By Eric Lieberman
Prisons all across America are dealing with a huge problem: keeping cell phones out of the hands of inmates. Law enforcement entities, both local and national, are trying to decipher how contraband mobile phones are making it within the confines of the prison walls.
More than 50 Georgia inmates were charged with corruption this past January after it was revealed that they were engaging in laundering schemes to smuggle cell phones into the prisons. According to the United States Attorney’s Office in the Northern District of Georgia, mobile devices, including smart phones have “emboldened current and former inmates and their associates to engage in criminal conduct with a perceived impunity from law enforcement officials.”
Prisoners at Holman Correctional Facility in Atmore, Alabama, were able to record the initial stages of a riot and subsequently post the videos on Facebook.
(Warning: video contains explicit language)
Kenneth Eric Jackson was indicted for the death of a 9-month-old baby boy. Leader of a popular gang, Jackson was able to commit this crime while in his prison cell.
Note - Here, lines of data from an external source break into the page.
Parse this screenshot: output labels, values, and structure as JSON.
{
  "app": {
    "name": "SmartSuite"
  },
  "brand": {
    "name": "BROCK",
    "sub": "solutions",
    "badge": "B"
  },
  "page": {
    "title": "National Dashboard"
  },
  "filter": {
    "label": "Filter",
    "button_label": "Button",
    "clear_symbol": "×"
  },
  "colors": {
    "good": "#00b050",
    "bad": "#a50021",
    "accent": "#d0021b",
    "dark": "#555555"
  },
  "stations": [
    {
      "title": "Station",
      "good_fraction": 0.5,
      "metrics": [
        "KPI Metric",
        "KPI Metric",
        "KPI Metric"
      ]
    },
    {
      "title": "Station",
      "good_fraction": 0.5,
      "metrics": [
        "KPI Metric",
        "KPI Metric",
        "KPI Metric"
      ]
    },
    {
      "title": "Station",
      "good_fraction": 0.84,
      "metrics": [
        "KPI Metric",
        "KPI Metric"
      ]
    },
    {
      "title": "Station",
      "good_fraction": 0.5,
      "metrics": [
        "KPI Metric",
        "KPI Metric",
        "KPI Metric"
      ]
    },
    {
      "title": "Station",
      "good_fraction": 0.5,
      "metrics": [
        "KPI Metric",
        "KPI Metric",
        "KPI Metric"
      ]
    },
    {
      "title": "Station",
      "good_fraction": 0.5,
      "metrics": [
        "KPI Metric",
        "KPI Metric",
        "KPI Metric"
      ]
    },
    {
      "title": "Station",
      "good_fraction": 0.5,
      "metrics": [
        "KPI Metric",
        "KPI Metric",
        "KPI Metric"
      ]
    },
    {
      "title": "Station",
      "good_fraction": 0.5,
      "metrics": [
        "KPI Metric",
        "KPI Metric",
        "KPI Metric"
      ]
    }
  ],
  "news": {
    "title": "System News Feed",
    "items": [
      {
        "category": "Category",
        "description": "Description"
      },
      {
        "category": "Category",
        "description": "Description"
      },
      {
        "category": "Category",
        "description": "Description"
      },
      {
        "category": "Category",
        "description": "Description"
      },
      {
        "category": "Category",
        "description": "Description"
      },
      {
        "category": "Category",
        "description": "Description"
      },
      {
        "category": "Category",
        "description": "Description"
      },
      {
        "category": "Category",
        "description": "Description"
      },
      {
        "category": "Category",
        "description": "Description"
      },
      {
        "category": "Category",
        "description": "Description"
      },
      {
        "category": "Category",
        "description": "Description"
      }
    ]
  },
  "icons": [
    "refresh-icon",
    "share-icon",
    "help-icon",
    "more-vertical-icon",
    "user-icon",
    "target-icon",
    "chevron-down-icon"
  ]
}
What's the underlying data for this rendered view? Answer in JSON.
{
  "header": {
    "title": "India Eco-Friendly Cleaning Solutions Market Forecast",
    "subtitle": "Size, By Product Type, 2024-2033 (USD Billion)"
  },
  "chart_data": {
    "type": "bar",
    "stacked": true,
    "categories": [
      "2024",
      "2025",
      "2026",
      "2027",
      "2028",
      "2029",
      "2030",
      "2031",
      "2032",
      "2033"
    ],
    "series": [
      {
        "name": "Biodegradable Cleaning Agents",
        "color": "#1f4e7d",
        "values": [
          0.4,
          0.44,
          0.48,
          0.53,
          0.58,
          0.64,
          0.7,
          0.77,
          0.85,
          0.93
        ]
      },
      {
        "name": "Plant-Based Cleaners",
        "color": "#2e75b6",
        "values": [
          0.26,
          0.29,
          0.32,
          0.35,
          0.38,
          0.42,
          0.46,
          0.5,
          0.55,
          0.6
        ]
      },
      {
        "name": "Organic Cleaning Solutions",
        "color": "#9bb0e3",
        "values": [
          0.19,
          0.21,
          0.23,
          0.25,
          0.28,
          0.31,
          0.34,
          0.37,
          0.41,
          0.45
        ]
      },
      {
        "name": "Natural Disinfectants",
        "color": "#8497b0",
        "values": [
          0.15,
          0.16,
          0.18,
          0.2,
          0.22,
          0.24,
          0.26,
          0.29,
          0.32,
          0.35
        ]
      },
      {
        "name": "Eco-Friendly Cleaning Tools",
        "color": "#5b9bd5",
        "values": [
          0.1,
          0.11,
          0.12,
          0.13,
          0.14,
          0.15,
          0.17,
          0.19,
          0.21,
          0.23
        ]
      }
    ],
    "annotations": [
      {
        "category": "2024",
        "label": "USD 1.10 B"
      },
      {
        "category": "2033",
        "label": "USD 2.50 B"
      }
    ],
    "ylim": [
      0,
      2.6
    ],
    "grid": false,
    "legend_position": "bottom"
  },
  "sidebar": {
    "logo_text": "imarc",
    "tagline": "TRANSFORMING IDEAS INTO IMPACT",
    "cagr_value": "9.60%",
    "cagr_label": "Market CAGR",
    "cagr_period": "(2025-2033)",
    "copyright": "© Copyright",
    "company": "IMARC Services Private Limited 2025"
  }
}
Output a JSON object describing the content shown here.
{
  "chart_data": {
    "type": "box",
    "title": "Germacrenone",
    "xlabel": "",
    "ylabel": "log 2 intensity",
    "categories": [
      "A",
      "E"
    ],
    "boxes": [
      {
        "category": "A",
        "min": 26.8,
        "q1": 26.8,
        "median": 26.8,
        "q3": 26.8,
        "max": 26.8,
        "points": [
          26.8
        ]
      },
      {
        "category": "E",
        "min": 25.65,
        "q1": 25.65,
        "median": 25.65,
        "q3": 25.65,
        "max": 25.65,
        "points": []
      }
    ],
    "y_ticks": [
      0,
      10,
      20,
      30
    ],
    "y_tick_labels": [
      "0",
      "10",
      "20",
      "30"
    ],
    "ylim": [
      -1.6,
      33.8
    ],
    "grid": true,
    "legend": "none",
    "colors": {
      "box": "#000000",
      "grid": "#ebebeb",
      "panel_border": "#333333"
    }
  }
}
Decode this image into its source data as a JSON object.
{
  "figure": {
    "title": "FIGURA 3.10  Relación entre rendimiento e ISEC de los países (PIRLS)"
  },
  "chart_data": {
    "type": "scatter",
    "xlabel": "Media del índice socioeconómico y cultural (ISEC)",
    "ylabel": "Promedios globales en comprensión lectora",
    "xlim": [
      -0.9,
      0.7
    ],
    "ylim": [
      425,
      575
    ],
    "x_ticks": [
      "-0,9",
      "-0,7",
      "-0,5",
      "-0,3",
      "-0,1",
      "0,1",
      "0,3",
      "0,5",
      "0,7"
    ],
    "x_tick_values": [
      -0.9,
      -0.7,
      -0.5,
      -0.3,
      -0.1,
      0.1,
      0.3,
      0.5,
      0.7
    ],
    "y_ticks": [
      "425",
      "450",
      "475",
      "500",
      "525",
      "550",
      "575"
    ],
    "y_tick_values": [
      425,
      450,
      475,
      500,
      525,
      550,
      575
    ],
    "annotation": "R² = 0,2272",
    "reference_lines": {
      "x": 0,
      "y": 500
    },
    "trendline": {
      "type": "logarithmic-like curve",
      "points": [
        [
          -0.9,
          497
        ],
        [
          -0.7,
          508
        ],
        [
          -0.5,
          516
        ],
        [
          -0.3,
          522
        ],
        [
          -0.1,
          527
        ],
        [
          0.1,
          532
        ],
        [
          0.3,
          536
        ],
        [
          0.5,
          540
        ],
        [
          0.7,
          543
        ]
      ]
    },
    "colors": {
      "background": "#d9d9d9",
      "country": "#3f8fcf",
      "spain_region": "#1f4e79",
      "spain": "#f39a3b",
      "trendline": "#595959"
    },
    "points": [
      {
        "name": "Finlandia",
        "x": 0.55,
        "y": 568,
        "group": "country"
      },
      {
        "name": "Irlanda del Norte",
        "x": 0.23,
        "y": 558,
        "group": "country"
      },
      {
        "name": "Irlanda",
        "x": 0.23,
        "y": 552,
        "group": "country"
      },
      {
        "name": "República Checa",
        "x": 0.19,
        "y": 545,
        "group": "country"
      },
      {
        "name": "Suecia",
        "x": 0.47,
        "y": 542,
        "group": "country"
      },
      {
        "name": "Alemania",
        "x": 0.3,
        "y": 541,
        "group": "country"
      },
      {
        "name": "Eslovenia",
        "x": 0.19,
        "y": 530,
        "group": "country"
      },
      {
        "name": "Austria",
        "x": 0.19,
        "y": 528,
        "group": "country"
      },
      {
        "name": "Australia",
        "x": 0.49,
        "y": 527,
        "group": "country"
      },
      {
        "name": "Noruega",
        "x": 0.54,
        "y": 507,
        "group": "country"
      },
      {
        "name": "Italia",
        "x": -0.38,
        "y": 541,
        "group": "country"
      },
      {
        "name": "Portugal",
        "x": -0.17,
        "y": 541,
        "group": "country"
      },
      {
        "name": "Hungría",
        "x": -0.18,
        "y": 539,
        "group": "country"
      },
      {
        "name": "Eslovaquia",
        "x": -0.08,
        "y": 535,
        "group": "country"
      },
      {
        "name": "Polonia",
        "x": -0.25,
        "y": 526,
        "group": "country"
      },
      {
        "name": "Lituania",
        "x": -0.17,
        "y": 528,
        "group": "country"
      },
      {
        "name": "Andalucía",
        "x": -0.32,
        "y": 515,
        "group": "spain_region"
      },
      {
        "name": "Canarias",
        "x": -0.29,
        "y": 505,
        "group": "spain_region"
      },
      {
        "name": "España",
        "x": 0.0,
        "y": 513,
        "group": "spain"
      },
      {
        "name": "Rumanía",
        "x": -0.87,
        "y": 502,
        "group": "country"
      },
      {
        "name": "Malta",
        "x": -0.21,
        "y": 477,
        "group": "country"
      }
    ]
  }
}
Jackson claimed he organized the hit through his cellular device because it was “retaliation for the death of another gang member, who was killed by the infant’s uncle”.
A number of Republican Governors sent a letter to the Federal Communications Commission Chairman Thomas Wheeler urging him to permit states to “implement cost-efficient technology in prisons, where the installation of such technology will not sacrifice the safety of the general public”. South Carolina Governor Nikki Haley and nine other leaders of states want to be granted the flexibility to use certain technological methods of dubious legality, likejamming cellphone frequencies.
Ajit Pai, an FCC Commissioner, has expressed support for this practice because “inmates are using them to run drug operations, direct gang activity, order hits, extort money from families, defraud the elderly, and harass innocent members of the public.”
The California Department of Corrections and Rehabilitation has been using a typical police detection tactic to seize contraband cell phones: sniffer dogs. In November of 2014, a Belgian Malinois named Drako found his 1,000 contraband cell phone along with his partner-in-crime-detector, Officer Brian Pyle. Drako exemplifies a growing apprehension strategy that is now being “used by prisons in New Jersey, Pennsylvania, Maryland, Ohio, Virginia, and Florida.” Texas and California have 13 dogs that are particularly trained to discover under the counter cell phones.
To law enforcement, contraband cellphones are a serious problem. According to an interview conducted by The Marshall Project, phones have been found “everywhere–toasters, seat cushions, soda machines, ceilings.”